- Born: Robert Etienne Bonfils October 15, 1886 Paris, France
- Died: November 1, 1971 (aged 85) Paris, France
- Known for: Design; illustration; gravure; book binding
- Movement: Art deco

= Robert Bonfils (French illustrator) =

French illustrator and designer (1886–1972)

Robert Étienne Bonfils (1886–1972) was a French illustrator, painter and designer.

==Biography==
Robert Bonfils was born in Paris on 15 October 1886. In 1903, he enrolled in the École Germain Pilon, in 1905 at the École Nationale Supérieure des Arts Décoratifs and between 1906 and 1909 at the École des Beaux Arts.
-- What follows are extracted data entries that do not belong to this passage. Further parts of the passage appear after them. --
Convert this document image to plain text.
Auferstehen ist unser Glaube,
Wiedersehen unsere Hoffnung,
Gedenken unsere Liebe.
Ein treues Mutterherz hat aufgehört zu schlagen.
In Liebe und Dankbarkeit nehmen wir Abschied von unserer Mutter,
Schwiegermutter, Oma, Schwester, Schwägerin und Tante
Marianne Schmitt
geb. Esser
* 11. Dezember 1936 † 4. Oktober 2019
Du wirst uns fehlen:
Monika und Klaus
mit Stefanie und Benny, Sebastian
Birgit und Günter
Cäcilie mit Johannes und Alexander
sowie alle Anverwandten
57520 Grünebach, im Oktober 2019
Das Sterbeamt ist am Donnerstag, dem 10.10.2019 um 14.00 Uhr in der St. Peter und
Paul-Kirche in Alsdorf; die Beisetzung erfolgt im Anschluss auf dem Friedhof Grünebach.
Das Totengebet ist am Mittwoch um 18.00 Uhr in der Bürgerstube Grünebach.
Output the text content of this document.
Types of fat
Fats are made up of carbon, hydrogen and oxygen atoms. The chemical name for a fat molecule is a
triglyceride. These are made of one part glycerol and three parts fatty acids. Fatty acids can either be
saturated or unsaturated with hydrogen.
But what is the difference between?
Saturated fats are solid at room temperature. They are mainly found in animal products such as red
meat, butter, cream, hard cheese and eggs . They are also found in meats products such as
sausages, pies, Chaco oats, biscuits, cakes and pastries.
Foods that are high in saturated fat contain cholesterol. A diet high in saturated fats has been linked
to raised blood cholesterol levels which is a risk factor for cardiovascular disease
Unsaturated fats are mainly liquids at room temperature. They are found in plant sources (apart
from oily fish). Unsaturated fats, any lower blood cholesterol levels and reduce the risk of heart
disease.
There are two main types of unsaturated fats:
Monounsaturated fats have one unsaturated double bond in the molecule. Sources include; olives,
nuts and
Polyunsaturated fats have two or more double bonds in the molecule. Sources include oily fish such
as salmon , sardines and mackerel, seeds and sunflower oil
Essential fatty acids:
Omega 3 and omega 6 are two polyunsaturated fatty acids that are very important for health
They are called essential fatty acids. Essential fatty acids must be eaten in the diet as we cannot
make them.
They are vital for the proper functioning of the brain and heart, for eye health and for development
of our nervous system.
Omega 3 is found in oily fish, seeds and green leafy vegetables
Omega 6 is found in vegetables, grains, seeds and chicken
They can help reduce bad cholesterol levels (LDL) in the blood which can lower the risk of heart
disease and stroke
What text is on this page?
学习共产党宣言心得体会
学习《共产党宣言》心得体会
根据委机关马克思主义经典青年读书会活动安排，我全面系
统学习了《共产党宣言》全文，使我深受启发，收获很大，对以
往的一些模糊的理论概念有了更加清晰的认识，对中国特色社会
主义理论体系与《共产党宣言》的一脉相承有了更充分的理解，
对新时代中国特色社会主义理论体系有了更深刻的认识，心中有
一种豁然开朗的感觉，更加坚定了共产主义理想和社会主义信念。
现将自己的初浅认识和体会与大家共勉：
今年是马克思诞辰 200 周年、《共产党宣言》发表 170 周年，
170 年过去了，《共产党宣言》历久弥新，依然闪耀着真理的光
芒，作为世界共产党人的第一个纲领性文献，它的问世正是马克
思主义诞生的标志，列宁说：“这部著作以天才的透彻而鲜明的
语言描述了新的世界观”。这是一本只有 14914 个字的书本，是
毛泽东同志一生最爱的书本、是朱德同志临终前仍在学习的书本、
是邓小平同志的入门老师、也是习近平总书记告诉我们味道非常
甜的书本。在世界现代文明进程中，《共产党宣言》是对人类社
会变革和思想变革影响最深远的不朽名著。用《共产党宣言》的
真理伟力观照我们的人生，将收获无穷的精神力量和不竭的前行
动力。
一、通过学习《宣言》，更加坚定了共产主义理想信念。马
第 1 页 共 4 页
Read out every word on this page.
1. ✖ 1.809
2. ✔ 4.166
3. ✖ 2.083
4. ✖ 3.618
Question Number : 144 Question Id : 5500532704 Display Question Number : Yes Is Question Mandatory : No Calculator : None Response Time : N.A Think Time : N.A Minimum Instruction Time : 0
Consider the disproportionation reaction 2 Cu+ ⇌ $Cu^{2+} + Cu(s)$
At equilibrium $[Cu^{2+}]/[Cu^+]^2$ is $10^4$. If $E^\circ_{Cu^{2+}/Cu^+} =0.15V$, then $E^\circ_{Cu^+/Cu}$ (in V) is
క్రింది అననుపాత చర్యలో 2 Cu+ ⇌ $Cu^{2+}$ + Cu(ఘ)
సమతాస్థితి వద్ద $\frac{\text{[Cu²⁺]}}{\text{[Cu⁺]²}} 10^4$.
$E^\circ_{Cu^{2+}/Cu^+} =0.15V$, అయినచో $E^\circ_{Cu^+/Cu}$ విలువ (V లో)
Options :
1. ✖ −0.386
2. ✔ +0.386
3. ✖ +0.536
Starting from 1909, Bonfils regularly exposed at the Salon d'Automne and from 1912 onward at the Salon des Artistes Décorateurs, then at Tuileries and in most expositions of painting and the graphic arts, in France and abroad.

Bonfils was among the organisers of the 1925 International Exposition of Modern Industrial and Decorative Arts in Paris, while also participating in the organisation of the Exposition of 1937.

He created theatre sceneries starting from 1913, and since 1915 textile designs, which were manufactured by Bianchini. Since 1918, he also designed tapestries. He created many illustrations for books and publications, such as the work he did for Francis Jammes' novel Clara d'Ellébeuse, in 1913.

Bonfils was in charge of conférences at the École des Arts Décoratifs. For thirty-two years, he was a professor at the École Estienne where he had studied himself.

==Awards==
Bonfils was created Chevalier de la Légion d'honneur in 1926, and Officier in 1938, by the French state.